How To Survive A Bear Market
You’ve doubtlessly already heard about the terms ‘bull market’ and ‘bear market’. What do these really mean? A bear market is simply when you have a drop in a large number of share prices over a relatively long period of time. Traders normally talk about a bear market when prices have dropped at least 20% over a period of no less than two months. As more and more people sell their stocks, market prices are pushed down even further.
A bull market is just the opposite: A prolonged, widespread rise in the price of a large number of stocks. While the pessimism behind a market with declining prices drives it even further down, the optimism underlying a bull market drives the prices to even higher levels.
Do not confuse the terms ‘bear market’ and ‘market correction’. A market correction happens regularly and is simply a small downward movement in prices after a sharp price increase. This happens when traders sell stocks to cash in on the profits they made during the increase in prices.

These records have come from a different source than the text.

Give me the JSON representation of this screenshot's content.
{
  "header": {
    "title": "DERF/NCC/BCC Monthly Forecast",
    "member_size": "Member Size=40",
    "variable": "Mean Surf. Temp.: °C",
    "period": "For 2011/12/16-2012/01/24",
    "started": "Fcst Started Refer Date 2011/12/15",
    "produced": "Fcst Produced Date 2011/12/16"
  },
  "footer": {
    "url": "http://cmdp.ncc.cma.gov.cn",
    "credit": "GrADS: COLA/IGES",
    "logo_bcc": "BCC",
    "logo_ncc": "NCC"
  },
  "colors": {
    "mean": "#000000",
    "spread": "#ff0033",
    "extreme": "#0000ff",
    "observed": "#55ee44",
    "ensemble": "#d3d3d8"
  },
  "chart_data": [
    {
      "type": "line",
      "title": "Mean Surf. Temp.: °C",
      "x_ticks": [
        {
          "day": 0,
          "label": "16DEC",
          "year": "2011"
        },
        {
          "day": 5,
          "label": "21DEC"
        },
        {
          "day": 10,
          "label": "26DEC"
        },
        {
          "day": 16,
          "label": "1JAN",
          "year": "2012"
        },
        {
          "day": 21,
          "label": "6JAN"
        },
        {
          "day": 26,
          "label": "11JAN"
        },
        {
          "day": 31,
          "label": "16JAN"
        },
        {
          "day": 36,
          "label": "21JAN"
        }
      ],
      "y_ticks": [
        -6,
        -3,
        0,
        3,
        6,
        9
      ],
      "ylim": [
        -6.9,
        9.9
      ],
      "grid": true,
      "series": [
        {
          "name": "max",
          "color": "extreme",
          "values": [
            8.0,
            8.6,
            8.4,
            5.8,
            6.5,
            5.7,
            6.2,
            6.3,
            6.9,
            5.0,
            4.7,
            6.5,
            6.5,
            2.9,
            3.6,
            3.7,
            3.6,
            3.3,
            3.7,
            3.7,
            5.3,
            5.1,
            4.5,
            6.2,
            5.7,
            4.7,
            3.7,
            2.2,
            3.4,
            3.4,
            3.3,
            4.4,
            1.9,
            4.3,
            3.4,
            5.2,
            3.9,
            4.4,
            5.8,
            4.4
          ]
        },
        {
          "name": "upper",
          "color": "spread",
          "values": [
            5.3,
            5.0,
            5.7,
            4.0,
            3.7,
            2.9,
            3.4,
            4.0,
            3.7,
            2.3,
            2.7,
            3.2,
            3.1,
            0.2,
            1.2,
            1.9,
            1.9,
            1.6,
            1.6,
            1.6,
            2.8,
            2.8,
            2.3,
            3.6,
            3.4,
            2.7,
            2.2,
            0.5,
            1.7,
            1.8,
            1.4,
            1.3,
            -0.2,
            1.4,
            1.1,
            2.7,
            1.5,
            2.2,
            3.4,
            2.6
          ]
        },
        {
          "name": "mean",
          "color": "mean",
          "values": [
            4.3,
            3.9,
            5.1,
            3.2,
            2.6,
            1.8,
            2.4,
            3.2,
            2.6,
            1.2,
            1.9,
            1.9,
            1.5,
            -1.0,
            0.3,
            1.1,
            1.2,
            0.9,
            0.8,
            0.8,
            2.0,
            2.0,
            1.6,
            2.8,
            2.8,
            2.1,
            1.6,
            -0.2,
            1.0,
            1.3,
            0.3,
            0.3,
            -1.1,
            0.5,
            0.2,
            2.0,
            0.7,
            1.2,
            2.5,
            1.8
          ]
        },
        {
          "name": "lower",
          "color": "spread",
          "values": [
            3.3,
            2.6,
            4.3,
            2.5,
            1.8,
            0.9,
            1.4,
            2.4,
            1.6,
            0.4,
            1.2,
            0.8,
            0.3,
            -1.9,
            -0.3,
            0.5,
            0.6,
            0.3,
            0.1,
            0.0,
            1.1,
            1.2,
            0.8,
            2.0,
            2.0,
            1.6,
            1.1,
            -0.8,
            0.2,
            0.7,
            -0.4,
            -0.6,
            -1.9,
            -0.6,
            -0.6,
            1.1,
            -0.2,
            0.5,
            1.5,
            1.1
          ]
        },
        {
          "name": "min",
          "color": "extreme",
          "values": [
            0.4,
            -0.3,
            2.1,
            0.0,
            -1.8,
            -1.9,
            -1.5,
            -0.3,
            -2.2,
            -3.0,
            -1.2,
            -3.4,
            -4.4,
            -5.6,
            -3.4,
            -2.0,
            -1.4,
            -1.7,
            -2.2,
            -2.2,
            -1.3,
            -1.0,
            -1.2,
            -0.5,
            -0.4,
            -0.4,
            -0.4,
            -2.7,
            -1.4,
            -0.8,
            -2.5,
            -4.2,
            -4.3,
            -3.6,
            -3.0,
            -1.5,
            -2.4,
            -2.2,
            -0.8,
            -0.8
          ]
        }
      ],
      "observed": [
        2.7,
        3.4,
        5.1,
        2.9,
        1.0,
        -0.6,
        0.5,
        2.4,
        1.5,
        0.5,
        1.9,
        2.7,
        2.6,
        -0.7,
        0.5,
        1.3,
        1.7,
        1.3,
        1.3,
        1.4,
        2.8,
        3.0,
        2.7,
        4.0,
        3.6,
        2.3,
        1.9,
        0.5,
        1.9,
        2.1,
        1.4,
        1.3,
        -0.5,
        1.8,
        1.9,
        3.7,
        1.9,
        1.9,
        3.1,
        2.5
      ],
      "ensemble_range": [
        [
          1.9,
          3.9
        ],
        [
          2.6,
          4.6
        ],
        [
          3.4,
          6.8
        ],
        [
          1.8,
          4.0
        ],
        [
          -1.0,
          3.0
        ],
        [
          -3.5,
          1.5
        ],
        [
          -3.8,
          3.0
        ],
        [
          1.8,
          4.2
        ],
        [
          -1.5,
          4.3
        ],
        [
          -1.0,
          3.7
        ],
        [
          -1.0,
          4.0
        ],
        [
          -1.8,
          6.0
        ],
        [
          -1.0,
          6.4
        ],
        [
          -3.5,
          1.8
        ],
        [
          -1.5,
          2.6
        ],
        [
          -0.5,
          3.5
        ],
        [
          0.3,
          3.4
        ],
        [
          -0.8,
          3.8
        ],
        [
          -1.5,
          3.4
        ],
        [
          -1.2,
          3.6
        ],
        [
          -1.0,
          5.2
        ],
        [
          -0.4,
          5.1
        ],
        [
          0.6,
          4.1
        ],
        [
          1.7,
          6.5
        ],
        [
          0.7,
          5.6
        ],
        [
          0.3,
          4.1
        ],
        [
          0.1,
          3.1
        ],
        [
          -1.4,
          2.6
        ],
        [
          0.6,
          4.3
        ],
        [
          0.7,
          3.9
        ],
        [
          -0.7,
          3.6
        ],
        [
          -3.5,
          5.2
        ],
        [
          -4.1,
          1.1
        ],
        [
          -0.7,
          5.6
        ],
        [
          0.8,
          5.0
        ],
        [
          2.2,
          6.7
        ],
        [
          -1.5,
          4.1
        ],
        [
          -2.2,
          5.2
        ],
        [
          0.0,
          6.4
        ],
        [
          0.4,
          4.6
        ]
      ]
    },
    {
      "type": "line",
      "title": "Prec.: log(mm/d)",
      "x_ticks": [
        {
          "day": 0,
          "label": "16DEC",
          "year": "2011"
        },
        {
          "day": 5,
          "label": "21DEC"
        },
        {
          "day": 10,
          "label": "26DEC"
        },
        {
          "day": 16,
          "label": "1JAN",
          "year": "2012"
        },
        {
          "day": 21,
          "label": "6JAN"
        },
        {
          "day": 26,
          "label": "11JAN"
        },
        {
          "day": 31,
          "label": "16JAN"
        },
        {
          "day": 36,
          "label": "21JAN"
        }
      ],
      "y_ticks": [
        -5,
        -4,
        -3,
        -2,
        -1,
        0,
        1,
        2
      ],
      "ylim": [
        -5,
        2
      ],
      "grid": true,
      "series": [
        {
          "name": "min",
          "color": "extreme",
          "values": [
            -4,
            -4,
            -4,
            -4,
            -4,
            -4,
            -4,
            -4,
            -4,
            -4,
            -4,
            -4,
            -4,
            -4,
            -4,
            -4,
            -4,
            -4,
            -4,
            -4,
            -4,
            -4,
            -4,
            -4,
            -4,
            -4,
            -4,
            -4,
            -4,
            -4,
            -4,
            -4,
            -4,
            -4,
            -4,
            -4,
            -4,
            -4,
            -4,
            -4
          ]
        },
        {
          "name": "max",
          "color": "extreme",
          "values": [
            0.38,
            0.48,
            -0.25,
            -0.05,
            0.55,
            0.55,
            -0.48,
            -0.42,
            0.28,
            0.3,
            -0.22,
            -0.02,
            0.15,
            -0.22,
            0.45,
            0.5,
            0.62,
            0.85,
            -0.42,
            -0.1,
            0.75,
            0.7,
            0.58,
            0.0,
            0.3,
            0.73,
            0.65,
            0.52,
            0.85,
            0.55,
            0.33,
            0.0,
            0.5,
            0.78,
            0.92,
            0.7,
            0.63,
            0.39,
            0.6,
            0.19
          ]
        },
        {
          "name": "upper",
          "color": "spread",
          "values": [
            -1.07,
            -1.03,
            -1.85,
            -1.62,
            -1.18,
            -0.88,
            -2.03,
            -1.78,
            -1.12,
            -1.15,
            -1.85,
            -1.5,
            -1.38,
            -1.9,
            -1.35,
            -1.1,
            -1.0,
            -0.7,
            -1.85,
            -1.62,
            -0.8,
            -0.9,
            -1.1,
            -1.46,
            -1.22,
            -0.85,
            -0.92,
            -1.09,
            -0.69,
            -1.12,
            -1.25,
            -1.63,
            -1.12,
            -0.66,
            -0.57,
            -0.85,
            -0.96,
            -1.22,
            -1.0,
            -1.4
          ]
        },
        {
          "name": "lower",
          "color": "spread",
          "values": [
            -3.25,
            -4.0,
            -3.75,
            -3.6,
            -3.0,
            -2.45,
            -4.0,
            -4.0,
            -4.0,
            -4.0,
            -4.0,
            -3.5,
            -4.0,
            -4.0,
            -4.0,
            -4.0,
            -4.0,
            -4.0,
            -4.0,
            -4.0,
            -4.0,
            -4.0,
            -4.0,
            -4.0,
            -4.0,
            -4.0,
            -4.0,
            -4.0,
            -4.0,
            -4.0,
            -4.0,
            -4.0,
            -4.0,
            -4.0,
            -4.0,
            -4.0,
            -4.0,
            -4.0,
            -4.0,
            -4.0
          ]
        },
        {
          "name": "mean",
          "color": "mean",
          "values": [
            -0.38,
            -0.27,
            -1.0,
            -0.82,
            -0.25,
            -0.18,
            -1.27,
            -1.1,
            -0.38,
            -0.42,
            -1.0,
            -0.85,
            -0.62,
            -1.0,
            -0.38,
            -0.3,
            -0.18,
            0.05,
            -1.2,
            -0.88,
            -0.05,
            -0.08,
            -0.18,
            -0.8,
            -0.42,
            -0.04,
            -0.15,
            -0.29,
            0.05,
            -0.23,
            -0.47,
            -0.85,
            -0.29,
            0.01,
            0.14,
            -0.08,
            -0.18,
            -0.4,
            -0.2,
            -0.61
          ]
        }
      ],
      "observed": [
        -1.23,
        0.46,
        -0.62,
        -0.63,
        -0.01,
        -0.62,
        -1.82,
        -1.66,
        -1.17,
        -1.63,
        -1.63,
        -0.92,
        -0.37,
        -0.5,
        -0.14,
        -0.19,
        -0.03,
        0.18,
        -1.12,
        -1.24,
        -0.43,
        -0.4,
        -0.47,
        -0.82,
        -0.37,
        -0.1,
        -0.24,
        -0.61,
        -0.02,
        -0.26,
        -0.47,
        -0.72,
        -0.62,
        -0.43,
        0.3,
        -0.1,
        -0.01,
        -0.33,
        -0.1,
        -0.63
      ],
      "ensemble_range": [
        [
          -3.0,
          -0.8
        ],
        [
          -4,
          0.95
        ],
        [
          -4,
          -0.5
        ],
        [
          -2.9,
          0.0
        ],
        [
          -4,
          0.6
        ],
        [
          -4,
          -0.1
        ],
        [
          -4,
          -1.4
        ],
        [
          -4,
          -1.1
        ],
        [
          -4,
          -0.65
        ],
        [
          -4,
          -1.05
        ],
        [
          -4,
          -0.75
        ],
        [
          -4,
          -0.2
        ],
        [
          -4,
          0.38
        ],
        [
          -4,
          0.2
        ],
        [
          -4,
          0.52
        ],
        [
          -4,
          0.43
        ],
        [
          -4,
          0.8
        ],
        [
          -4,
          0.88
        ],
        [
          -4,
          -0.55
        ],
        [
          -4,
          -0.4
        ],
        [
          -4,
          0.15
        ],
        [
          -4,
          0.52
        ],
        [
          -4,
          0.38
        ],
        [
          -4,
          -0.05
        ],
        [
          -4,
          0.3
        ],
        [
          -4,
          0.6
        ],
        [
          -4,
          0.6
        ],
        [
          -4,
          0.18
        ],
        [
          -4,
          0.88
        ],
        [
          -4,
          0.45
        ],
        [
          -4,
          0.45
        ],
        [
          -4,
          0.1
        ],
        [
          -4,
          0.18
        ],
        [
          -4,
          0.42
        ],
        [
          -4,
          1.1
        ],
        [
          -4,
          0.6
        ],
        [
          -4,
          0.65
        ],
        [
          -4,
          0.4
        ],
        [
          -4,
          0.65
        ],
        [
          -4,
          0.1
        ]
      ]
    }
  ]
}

It’s easy to see how one can make money in a bull market. In fact, it’s hard not to make money in such a market. But how can you make money in a declining market?
One such way is if you could accurately predict the end of the falling market and then buy a selection of top quality stock tips. Although you can use a variety of fundamental and technical indicators to help you with predicting the turning point, it remains very difficult. Even the best of traders often fail to correctly predict the turning point of a slumping market.
Another possibility is to sell stocks short. What you in effect do is to borrow stocks from a brokerage and sell them to a third party at the current high price. Once the price has dropped, you buy them back and refund the brokerage. You should only do this with stocks which are virtually sure to drop in price.
You have one other possible course of action if you want to make money in a bear market: buy put options. This type of option actually rises in value as the price of the underlying share goes down. As with short selling stocks, if you are wrong about the market and it actually goes up, you will lose the money you paid for these put options.